Users quickly understood how to interact with the compensation grid due to its spreadsheet-like structure.
Learnings & Next Steps
Key Learnings
Familiar patterns lower fear in high-risk workflows. The spreadsheet mental model wasn't just a design choice — it was the key to unlocking manager confidence. Matching what users already trusted made the new system feel approachable instead of intimidating.
Visibility and auditability matter as much as speed. Every participant who praised the feature mentioned something about transparency: seeing what changed, who changed it, why it was requested. In compensation workflows, the feeling of control is as important as the tool's actual capabilities.
AI earns trust through restraint. The AI feature resonated because it explained without deciding. Every framing choice — the language, the positioning, the labeling — was designed to keep the human in control. The moment AI feels like it's making decisions for you, trust collapses.
Small clarity issues get amplified in complex, high-stakes systems. A hard-to-find comment tab, a button that blends into the background, a confirmation step that's missing — in a low-stakes tool, these are minor annoyances.

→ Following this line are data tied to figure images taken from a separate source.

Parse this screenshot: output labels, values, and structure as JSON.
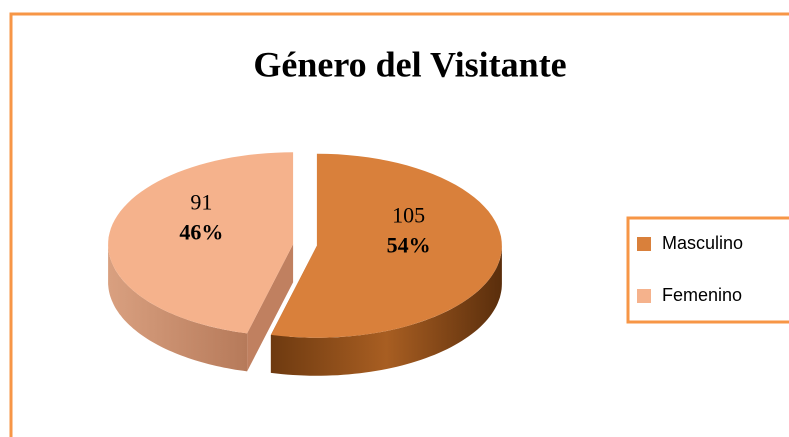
{
  "chart_data": {
    "type": "pie",
    "title": "Género del Visitante",
    "categories": [
      "Masculino",
      "Femenino"
    ],
    "values": [
      54,
      46
    ],
    "value_labels": [
      "54%",
      "46%"
    ],
    "counts": [
      105,
      91
    ],
    "colors": [
      "#d9803b",
      "#f5b28c"
    ],
    "legend": "right",
    "style": "3d",
    "exploded": true
  }
}
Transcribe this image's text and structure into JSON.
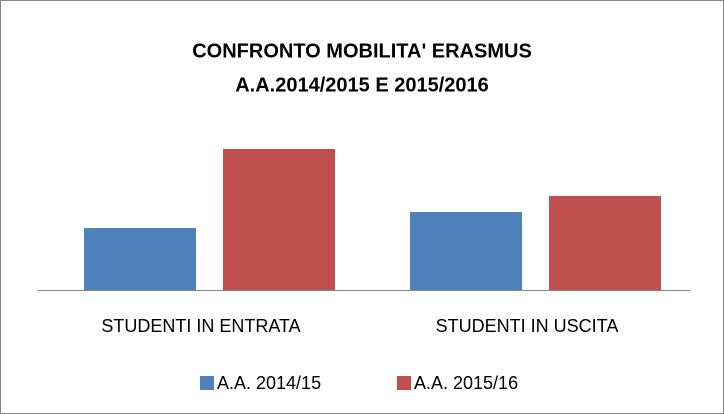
{
  "chart_data": {
    "type": "bar",
    "title": [
      "CONFRONTO MOBILITA' ERASMUS",
      "A.A.2014/2015 E 2015/2016"
    ],
    "categories": [
      "STUDENTI IN ENTRATA",
      "STUDENTI IN USCITA"
    ],
    "series": [
      {
        "name": "A.A. 2014/15",
        "color": "#4f81bd",
        "values": [
          62,
          78
        ]
      },
      {
        "name": "A.A. 2015/16",
        "color": "#c0504d",
        "values": [
          141,
          94
        ]
      }
    ],
    "ylim": [
      0,
      170
    ]
  }
}
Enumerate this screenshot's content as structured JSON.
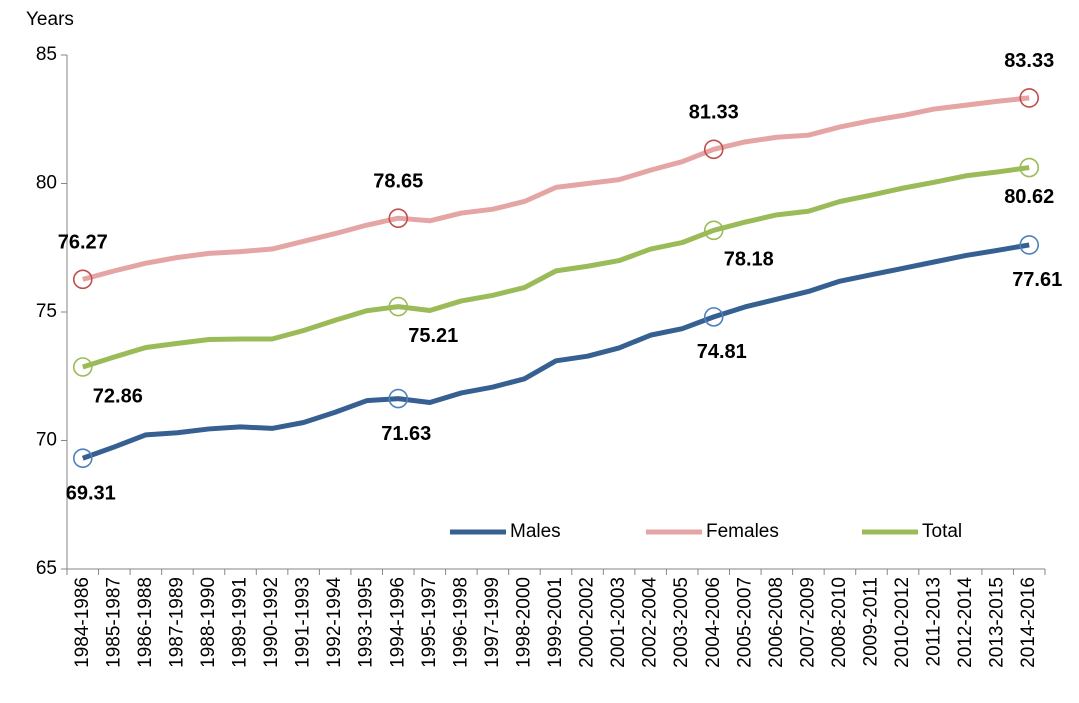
{
  "chart_data": {
    "type": "line",
    "y_label": "Years",
    "categories": [
      "1984-1986",
      "1985-1987",
      "1986-1988",
      "1987-1989",
      "1988-1990",
      "1989-1991",
      "1990-1992",
      "1991-1993",
      "1992-1994",
      "1993-1995",
      "1994-1996",
      "1995-1997",
      "1996-1998",
      "1997-1999",
      "1998-2000",
      "1999-2001",
      "2000-2002",
      "2001-2003",
      "2002-2004",
      "2003-2005",
      "2004-2006",
      "2005-2007",
      "2006-2008",
      "2007-2009",
      "2008-2010",
      "2009-2011",
      "2010-2012",
      "2011-2013",
      "2012-2014",
      "2013-2015",
      "2014-2016"
    ],
    "series": [
      {
        "name": "Males",
        "color": "#376092",
        "marker_color": "#4f81bd",
        "values": [
          69.31,
          69.75,
          70.22,
          70.3,
          70.45,
          70.53,
          70.47,
          70.7,
          71.1,
          71.55,
          71.63,
          71.48,
          71.85,
          72.08,
          72.4,
          73.1,
          73.28,
          73.6,
          74.1,
          74.35,
          74.81,
          75.2,
          75.5,
          75.8,
          76.2,
          76.45,
          76.7,
          76.95,
          77.2,
          77.4,
          77.61
        ],
        "value_labels": [
          "69.31",
          null,
          null,
          null,
          null,
          null,
          null,
          null,
          null,
          null,
          "71.63",
          null,
          null,
          null,
          null,
          null,
          null,
          null,
          null,
          null,
          "74.81",
          null,
          null,
          null,
          null,
          null,
          null,
          null,
          null,
          null,
          "77.61"
        ]
      },
      {
        "name": "Females",
        "color": "#e6a5a5",
        "marker_color": "#c0504d",
        "values": [
          76.27,
          76.6,
          76.9,
          77.12,
          77.28,
          77.35,
          77.45,
          77.75,
          78.05,
          78.38,
          78.65,
          78.55,
          78.85,
          79.0,
          79.3,
          79.85,
          80.0,
          80.15,
          80.52,
          80.85,
          81.33,
          81.62,
          81.8,
          81.88,
          82.2,
          82.45,
          82.65,
          82.9,
          83.05,
          83.2,
          83.33
        ],
        "value_labels": [
          "76.27",
          null,
          null,
          null,
          null,
          null,
          null,
          null,
          null,
          null,
          "78.65",
          null,
          null,
          null,
          null,
          null,
          null,
          null,
          null,
          null,
          "81.33",
          null,
          null,
          null,
          null,
          null,
          null,
          null,
          null,
          null,
          "83.33"
        ]
      },
      {
        "name": "Total",
        "color": "#9bbb59",
        "marker_color": "#9bbb59",
        "values": [
          72.86,
          73.25,
          73.62,
          73.78,
          73.93,
          73.95,
          73.95,
          74.28,
          74.68,
          75.05,
          75.21,
          75.06,
          75.43,
          75.65,
          75.95,
          76.6,
          76.78,
          77.0,
          77.45,
          77.7,
          78.18,
          78.5,
          78.78,
          78.92,
          79.3,
          79.55,
          79.82,
          80.05,
          80.3,
          80.45,
          80.62
        ],
        "value_labels": [
          "72.86",
          null,
          null,
          null,
          null,
          null,
          null,
          null,
          null,
          null,
          "75.21",
          null,
          null,
          null,
          null,
          null,
          null,
          null,
          null,
          null,
          "78.18",
          null,
          null,
          null,
          null,
          null,
          null,
          null,
          null,
          null,
          "80.62"
        ]
      }
    ],
    "ylim": [
      65,
      85
    ],
    "yticks": [
      65,
      70,
      75,
      80,
      85
    ],
    "grid": false,
    "legend": "lower right"
  }
}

In a compensation tool where one click approves a salary change, they become real risks. Usability testing at prototype stage, before launch, was essential.
Final Takeaway
Designing compensation tools isn’t about moving faster — it’s about helping people make confident decisions. Every design choice in this feature was made in service of that goal: reducing anxiety, surfacing context, preserving flexibility, and keeping humans in control even when AI is in the room.
The result was a feature that felt less like HR software and more like a trusted partner in an important process.
By combining familiar interaction patterns, strong system safeguards, and carefully positioned AI assistance, this feature transforms a stressful, error-prone process into one that feels controlled, transparent, and trustworthy.